The Task Force Bangon Marawi has given the green light for some
residents to return to Marawi and rebuild their homes, on the
condition that they are able to secure building permits.

“Ngunit bukod sa marami ang nahihirapan ibigay ang kinakailangang
proof of ownership para sa permit na ito, mas marami ang walang pondo
para simulant ang muling pagtayo ng kanilang tahanan,” Angara said.

“Ito ang tinutumbok ng ating panukalang batas. Walang saysay kasi ang
anumang rehabilitasyon ng Marawi kung hindi makakauwi ang mga taga
Marawi. At kapag may bayad-pinsala o compensation silang matatanggap
para sa property nila na nasira o nawasak, mas meeenganyo silang
magsimula at itayo muli ang kanilang buhay sa Marawi,” Angara added.

A Marawi Compensation Board will be created to administer the
distribution of compensation to the claimants.

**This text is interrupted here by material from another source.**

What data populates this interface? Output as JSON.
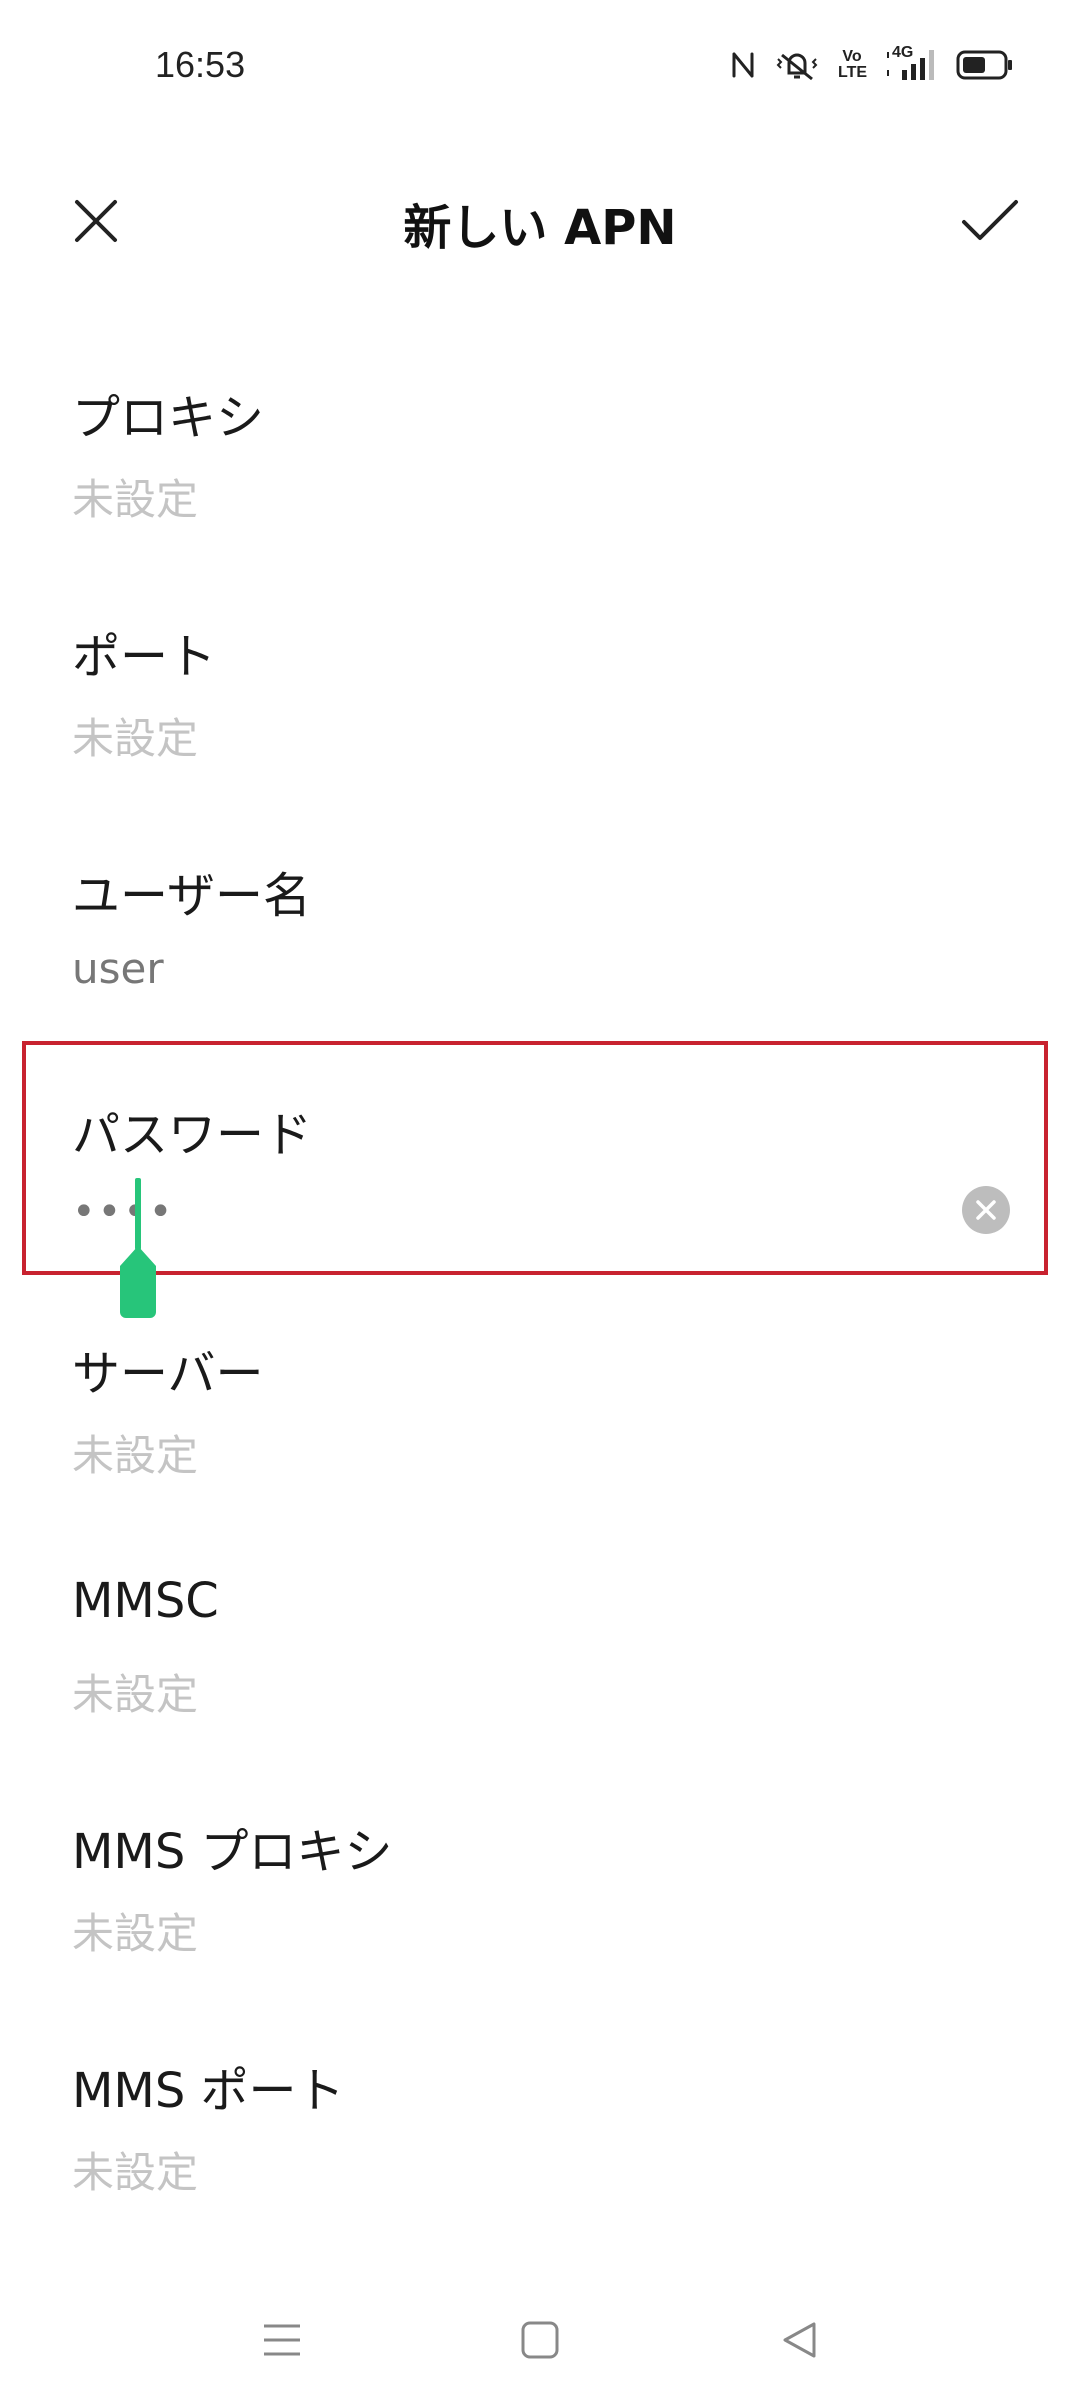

The Board will consist of nine members—at least three of whom should
be members of the Philippine Bar, preferably Maranao lawyers with five
years practice. The board should also have one licensed physician; one
certified public accountant; one educator and one licensed civil
engineer.

“October 23 marks the fourth year anniversary of the end of the Marawi
City siege, a very dark and bloody chapter in the attainment of
self-rule and autonomy of our Bangsamoro brethren in Mindanao,” Angara
said.

“But even the longest urban siege in the history of the Philippines
could not stop the enactment of the Bangsamoro Organic Law, which we
all believe opens an even brighter, more prosperous chapter not only
for the BARMM region, but also for Mindanao, as well as the rest of
the country. Indeed with peace shall come prosperity.”

The House of Representatives passed its counterpart measure earlier
this month with 126 votes in its favor.